For areas where less than 20 wells were sample, only the maximum observed contaminant concentration is reported. We are interested in whether or not there is a correlation between flouride and arsenic concentrations and for this we will look at the reported median concentrations. Thus we will restrict our investigation to areas that sampled at least 20 wells for both the flouride and arsenic tests.

wells <- wells %>%
     filter(n.flouride >= 20, n.arsenic >= 20)

Before testing for correlation between the median arsenic and flouride levels, let’s take a look at the distribution of these variables.

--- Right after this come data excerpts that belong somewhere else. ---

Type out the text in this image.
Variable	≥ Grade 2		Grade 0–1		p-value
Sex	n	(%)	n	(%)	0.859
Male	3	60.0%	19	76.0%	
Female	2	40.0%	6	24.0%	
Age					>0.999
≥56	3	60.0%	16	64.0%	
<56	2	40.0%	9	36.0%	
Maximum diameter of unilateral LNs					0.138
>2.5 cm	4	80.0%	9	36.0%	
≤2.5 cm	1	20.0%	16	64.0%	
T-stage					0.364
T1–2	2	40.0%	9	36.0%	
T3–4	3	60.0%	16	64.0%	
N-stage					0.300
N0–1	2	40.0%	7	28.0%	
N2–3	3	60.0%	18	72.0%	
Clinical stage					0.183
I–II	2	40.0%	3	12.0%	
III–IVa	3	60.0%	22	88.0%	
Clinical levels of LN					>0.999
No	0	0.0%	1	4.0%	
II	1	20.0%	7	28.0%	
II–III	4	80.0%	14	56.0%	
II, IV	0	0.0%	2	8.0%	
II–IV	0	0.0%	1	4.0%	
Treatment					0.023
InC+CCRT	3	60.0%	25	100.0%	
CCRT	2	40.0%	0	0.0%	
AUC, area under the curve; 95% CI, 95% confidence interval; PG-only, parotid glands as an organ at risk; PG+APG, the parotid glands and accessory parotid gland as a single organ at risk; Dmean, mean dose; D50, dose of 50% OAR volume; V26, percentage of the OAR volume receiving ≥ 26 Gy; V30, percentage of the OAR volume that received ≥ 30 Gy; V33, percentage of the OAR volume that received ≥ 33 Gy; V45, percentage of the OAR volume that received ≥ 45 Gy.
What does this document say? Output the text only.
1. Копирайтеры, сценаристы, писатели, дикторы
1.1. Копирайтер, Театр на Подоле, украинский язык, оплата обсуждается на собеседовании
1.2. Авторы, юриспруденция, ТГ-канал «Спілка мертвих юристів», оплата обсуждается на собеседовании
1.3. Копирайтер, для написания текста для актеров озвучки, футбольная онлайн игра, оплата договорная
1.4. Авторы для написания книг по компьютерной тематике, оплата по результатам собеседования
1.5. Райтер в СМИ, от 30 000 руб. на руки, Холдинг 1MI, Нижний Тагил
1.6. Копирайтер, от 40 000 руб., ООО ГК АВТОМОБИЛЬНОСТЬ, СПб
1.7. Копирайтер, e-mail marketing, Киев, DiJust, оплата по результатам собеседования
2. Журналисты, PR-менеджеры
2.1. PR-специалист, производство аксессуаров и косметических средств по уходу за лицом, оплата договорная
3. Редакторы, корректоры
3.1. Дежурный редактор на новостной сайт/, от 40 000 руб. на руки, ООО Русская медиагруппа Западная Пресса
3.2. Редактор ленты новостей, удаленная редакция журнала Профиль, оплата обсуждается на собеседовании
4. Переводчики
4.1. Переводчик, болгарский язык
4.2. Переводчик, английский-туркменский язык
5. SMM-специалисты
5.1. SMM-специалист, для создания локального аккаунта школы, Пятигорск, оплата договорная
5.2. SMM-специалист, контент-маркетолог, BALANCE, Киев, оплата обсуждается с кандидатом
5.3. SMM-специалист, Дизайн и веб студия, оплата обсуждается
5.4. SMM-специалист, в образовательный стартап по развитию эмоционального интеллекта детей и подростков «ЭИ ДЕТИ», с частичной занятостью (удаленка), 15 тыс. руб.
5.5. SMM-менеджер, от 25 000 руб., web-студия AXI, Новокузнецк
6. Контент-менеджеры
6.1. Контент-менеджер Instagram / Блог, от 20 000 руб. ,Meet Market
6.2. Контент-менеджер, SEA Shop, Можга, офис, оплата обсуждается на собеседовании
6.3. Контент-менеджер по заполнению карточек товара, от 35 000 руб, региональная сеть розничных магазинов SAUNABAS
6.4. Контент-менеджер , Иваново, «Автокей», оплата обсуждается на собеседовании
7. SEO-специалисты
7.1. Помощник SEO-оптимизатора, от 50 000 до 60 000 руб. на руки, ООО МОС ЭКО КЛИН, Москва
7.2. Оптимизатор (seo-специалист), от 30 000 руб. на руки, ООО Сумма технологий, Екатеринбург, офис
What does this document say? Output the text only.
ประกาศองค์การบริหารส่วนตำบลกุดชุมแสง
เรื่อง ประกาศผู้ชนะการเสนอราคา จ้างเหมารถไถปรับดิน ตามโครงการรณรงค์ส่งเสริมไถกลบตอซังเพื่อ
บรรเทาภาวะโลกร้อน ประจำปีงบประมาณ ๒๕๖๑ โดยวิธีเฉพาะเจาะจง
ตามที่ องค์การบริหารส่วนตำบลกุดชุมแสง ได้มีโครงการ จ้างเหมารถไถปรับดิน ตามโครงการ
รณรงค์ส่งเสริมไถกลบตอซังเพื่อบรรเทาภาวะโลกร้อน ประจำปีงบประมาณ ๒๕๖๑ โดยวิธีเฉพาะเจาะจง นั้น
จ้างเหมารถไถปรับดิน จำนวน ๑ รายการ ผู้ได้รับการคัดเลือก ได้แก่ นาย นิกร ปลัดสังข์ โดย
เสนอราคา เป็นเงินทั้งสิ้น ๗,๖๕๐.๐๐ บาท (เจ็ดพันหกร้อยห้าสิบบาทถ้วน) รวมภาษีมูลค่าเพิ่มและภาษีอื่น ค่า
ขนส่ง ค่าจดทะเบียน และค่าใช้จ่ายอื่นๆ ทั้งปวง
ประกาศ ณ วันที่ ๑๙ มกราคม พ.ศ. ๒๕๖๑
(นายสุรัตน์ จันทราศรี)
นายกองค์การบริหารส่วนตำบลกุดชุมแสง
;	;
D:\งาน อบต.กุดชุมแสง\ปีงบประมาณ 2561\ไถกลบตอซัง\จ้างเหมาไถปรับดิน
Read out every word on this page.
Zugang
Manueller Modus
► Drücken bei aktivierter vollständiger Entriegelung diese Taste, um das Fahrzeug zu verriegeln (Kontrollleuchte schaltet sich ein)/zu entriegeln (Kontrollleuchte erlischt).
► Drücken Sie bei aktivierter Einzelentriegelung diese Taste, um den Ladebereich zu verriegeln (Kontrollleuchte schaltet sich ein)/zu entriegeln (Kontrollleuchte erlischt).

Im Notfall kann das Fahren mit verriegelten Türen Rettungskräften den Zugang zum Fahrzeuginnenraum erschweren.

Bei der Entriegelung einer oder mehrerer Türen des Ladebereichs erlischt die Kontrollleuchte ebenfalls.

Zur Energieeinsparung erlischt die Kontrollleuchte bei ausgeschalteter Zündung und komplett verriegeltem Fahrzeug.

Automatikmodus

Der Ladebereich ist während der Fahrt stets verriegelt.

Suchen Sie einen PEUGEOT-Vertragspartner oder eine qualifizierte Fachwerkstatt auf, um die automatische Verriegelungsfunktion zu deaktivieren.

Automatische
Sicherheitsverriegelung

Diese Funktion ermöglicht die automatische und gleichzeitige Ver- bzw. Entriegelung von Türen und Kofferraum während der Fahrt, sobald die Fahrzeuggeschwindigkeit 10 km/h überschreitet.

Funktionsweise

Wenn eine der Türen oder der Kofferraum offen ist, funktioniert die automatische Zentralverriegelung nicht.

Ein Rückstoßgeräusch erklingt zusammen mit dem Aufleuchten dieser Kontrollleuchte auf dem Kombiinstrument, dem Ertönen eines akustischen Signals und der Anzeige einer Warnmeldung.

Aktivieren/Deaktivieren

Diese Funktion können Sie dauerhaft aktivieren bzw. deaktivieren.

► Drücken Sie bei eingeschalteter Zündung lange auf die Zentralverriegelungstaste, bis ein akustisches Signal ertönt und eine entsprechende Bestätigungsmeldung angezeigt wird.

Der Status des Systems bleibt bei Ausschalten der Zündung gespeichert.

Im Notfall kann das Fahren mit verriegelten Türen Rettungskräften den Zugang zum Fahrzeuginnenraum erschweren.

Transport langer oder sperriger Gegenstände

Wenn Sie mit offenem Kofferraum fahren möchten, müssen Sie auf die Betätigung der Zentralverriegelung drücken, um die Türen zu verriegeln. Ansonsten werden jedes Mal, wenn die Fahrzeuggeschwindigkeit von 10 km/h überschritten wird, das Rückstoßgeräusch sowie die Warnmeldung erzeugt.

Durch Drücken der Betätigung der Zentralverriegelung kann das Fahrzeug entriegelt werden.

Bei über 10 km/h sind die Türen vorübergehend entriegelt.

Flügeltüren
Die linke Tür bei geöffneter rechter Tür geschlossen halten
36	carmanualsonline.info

hist(wells$median.flouride,
     main = 'Observed Distrubtion of Median Flouride Level',
     xlab = 'Concentration ug/L')

hist(wells$median.arsenic,
     main = 'Observed Distribution of Median Arsenic Level',
     xlab = 'Concentration ug/L')


It is clear that the distributions of the median contaminant levels are not close to normal (they very right-skewed). Thus we will use a non-parametric test of correlation. A commonly used non parametric test is the Spearman’s rank correlation test. This test compares the rank of different observations. For example, if one location has higher median flouride levels than another it has a higher “rank” for flouride level. The test basically looks at whether observations that rank higher in one variable (e.g. median flouride level) also rank higher in the other variable (e.g. median arsenic level). The Spearman’s rank correlation coefficient can take values between negative one and positive values. Negative values indicate the variables are negatively correlated while positive values indicate a positive correlation. The “Hmisc” package in R can calculate the Spearman’s rank coefficient and the p-value for said statistic. The p-value is the likelihood of observing the correlation just by chance. For our purposes we will use the standard alpha level of 5%, so we won’t consider the results significant unless the p-value is less than 0.05.

library(Hmisc)
rcorr(as.matrix(wells[,c('median.flouride', 'median.arsenic')]), 
      type="spearman")
##                 median.flouride median.arsenic
## median.flouride            1.00           0.11
## median.arsenic             0.11           1.00
## 
## n= 341 
## 
## 
## P
##                 median.flouride median.arsenic
## median.flouride                 0.0527        
## median.arsenic  0.0527


The output from the ‘rcorr’ function means that the Spearman’s coefficient for the rank correlation between median flouride and median arsenic levels is 0.11, indicating that there is a weak positive correlation between median flouride and arsenic levels. However, the p-value is 0.0527, meaning that there is a 5.27% chance that the observed correlation is just due to chance. Since our chosen cut-off point was 0.05 we cannot conclude that there is any significant correlation between median arsenic and flouride levels. Thus we conclude that there is no significant evidence for a correlation between arsenic and flouride levels in private drinking wells.